4 Mart 2019 Pazartesi

Suç ve Ceza

Hafta sonunda izledim..
Aslında birkaç sene önce yine Ankara Devlet Tiyatrosu tarafından sahnelenmişti..
O zaman izlememiştim..

Şimdi de acaba o zamanki sahneleme daha mı iyiydi,o zaman mı izleseydim,diyorum..
Yani en baştan söylersem;beğenmedim..
Bunu otuz kişilik oyuncu kadrosuna karşı söylemek ayıp oluyor;ama ne yazık ki,durum bu..

Biraz eski,hayli demode bir bakış açısı ile sahnelenmiş demek geliyor içimden..
Bunu oyun boyunca da kendi kendime tekrarladım..

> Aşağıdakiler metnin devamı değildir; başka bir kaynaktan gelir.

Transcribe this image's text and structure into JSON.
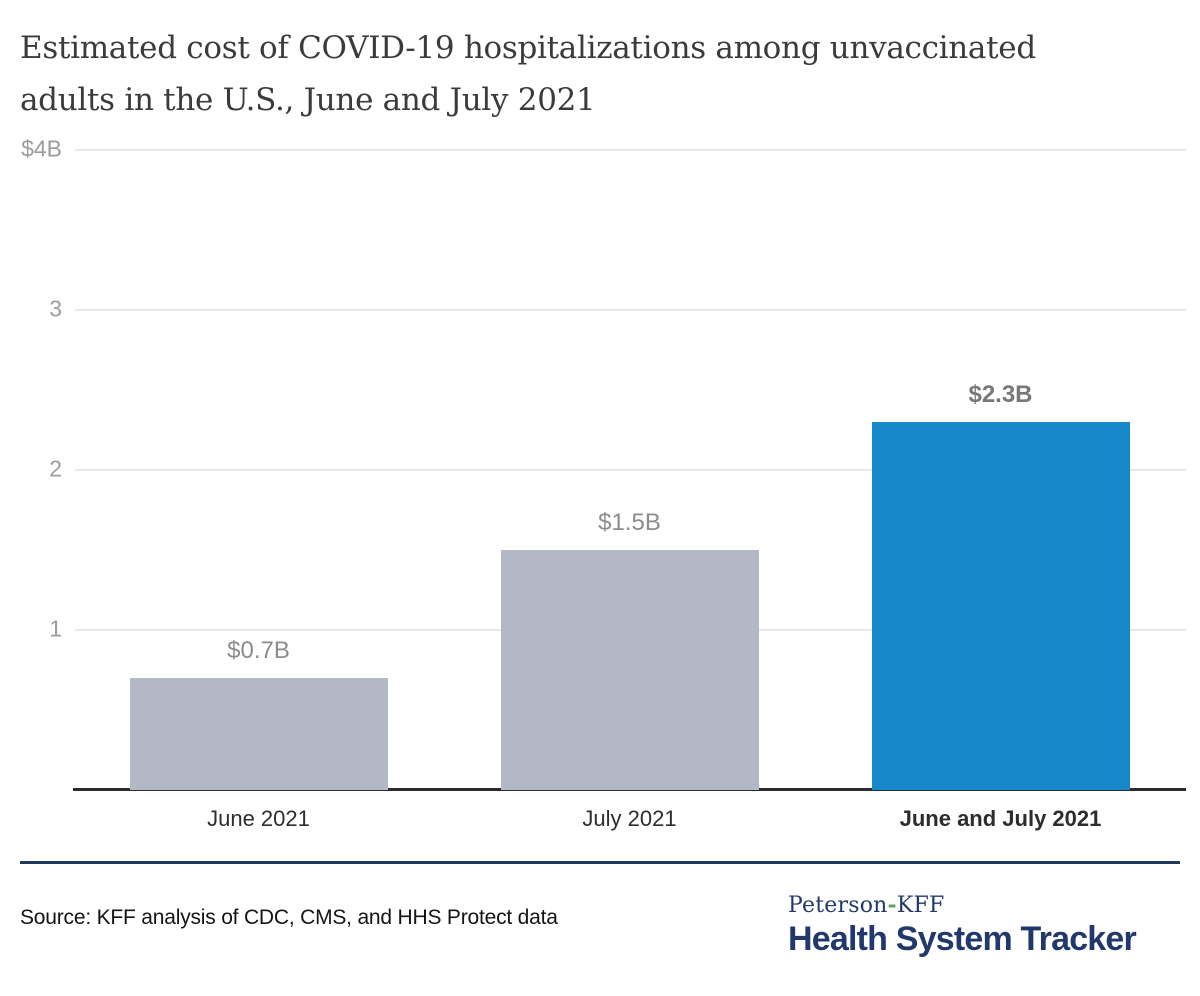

Daha genç,daha yaratıcı bir yönetmenin elinde nasıl olurdu acaba?
Bu da yine kendi kendime tekrarladığım ikinci cümleydi..

Oyunun konusu malum..
Üniversite öğrencisi Raskolnikov,yoksulluk içinde bunalırken kendisi gibi yoksulların kurtuluşunu bir tefeci kadının ölümünde bulur..
Kapısına gelmek durumunda kalan herkesin elindeki eşyayı üç kuruşa alan bu kadın,yoksulların kanını emen bir kenedir ona göre..
O yok olursa herkes kurtulacaktır..
Karar verir,onu öldürür..

Ancak yoksullar yokluktan kurtulamamış;üstelik vicdan azabı kendisini kavurmaya başlamıştır..
İnsanlar yine yoksulluktan ölmekte,sokağa düşmekte;polis de bu cinayet vakasında kendisinden daha fazla şüphelenmektedir..

Daha fazla dayanamaz,itiraf eder..
Hiç olmazsa vicdan azabını biraz dindirebilmeyi ummaktadır..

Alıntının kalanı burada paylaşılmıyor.